Dass Anzüge geöffnet und wieder vernäht werden sei "an und für sich ein normaler Prozess, weil Anzüge der täglichen Körpergröße angepasst werden müssen", erklärt der Österreicher.
Ob es erlaubt sei, Anzüge komplett auseinanderzunehmen, nachdem sie von der FIS kontrolliert wurden? "Es gibt dafür kein Regulativ", sagt Kathol. "Sie dürfen sie öffnen und wieder vernähen. Das ist ein normaler Vorgang. Dass sie ganz auseinandergenommen werden, ist eher nicht üblich. Es ist offenbar gemacht worden, weil sie Vorlagen für neue Anzüge gebraucht haben", gibt der Material-Kontrolleur die Erklärung der Norweger wider.
"Was ich nicht ganz verstehe, ist die Art und Weise, wie diese Videos entstanden sind. Das hat schon was - ich will nicht sagen kriminelles - aber Agenten-mäßiges an sich."
Außerdem brisant: Beobachter wollen auf den Videos neue Stoffteile mit einem FIS-Chip - quasi ein Prüfpickerl für das Arbeitsgewand der Skispringer - erspäht haben.
"Ich würde mich nicht trauen zu behaupten, dass das ein nagelneues Stoffteil ist. Ich habe die Anzüge vor dem Bewerb kontrolliert. Die Chips, die ich rein gemacht habe, sind alle noch vorhanden und in Ordnung", erklärt Kathol. Chips ließen sich theoretisch mit chemischen Lösungsmitteln von einem Anzug entfernen, jedoch würde dabei etwas zerstört werden und der sekundäre Sicherheitsmechanismus dadurch aktiviert.
Stand jetzt sieht der FIS-Material-Kontrolleur also keinen Regelbruch der Norweger. "Was ich aber nicht ganz verstehe, ist die Art und Weise, wie diese Videos entstanden sind. Das hat schon was - ich will nicht sagen kriminelles - aber Agenten-mäßiges an sich."
Immer wieder Vorwürfe! "Man wird quasi zum Schummeln gezwungen"
Die Sprunganzüge stehen bei den Skispringern schon seit Saisonbeginn im Fokus. Bei der für Rot-Weiß-Rot so erfolgreichen Vierschanzen-Tournee wurden Schummel-Vorwürfe aus Deutschland und Norwegen gegenüber den Österreichern laut.
Bei der WM gerieten dann zunächst die Deutschen in den Fokus. Nach der Silbermedaille von Andreas Wellinger auf der Normalschanze meldete sich Skisprung-Legende Adam Malysz, Präsident des polnischen Verbandes, zu Wort.

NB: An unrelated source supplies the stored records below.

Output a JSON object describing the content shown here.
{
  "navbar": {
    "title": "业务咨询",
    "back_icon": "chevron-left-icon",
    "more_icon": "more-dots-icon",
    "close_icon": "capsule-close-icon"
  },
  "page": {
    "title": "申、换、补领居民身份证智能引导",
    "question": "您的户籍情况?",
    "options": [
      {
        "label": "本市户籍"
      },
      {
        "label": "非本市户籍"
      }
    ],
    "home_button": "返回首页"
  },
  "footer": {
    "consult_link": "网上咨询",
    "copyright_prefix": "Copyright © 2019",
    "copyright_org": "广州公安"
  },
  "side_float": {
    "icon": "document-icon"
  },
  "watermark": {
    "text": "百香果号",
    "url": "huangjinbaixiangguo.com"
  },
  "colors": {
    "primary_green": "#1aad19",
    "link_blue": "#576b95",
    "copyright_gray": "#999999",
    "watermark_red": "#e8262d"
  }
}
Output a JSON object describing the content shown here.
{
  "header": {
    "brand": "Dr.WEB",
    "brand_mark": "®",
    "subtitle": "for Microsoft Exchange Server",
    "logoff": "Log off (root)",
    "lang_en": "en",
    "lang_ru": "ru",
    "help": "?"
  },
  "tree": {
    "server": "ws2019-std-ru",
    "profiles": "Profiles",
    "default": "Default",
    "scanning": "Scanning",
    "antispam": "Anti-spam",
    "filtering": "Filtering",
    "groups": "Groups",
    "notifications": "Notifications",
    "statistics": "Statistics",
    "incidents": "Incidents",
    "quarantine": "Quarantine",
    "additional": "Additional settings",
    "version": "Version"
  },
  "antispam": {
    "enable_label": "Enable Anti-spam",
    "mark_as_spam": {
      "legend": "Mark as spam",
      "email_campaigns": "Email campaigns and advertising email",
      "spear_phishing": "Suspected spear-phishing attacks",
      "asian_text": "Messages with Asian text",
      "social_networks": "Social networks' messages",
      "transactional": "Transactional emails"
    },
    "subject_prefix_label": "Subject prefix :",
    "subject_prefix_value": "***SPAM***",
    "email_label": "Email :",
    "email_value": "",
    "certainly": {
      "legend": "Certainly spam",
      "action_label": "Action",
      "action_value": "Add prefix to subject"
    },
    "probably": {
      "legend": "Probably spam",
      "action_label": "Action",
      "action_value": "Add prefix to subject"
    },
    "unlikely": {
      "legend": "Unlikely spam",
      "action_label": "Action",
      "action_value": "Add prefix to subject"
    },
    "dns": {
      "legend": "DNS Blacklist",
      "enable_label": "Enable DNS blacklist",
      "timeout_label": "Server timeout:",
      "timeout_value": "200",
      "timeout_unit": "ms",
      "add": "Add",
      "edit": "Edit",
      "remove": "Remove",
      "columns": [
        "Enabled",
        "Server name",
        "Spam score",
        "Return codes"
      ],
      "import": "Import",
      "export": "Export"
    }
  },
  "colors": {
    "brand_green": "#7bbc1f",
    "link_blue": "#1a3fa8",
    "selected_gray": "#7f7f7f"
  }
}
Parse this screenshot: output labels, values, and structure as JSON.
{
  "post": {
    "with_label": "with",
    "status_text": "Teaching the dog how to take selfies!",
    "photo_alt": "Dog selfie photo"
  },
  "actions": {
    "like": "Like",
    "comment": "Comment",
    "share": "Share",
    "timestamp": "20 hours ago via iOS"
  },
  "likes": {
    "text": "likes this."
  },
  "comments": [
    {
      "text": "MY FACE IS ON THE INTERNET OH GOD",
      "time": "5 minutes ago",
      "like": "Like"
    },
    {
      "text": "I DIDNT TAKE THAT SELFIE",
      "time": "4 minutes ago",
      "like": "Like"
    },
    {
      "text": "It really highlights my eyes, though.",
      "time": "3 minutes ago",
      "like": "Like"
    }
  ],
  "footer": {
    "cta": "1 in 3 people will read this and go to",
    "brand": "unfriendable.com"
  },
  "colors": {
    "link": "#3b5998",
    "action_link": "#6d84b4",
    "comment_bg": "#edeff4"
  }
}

"Entweder haben wir immer noch Schlupflöcher im Reglement und einige Leute wissen, wie man die Regeln umgeht, oder ich weiß einfach nicht, was hier los ist. Irgendetwas stimmt nicht, das ist mit bloßem Auge erkennbar", sagte Malysz gegenüber der polnischen Zeitung "Przeglad Sportowy".
Für eine andere Legende, Sven Hannawald - mittlerweile ARD-Experte - war hingegen der Anzug der Norwegerin Anna Odine Ström besonders auffällig, die mit dem Mixed-Team Gold holte.
"Während einer Saison den Sprung auf andere Anzüge umstellen, geht nicht einfach mal so. Mich nervt das so extrem. Man wird quasi zum Schummeln gezwungen, wenn man vorn dabei sein möchte", sagte Hannawald der "Bild".
Goldberger: "Jeder patzt den anderen an"
Sowohl Hannawald als auch Malysz sprechen von "Schlupflöchern" im Anzug-Bereich, die ausgenutzt würden.
"Es ist einfach nur traurig, wie weit es gekommen ist. Die Nationen untereinander beschimpfen sich gegenseitig. Das kann doch nicht wahr sein. Es herrscht pures Misstrauen im Zirkus. Und warum? Weil die Verantwortlichen keine klare Linie haben", so Hannawald.
Auch Andreas Goldberger sieht die Entwicklung im ORF kritisch: "Es geht immer wieder ums Material. Jeder patzt den anderen an. Es tut dem Sport nicht gut."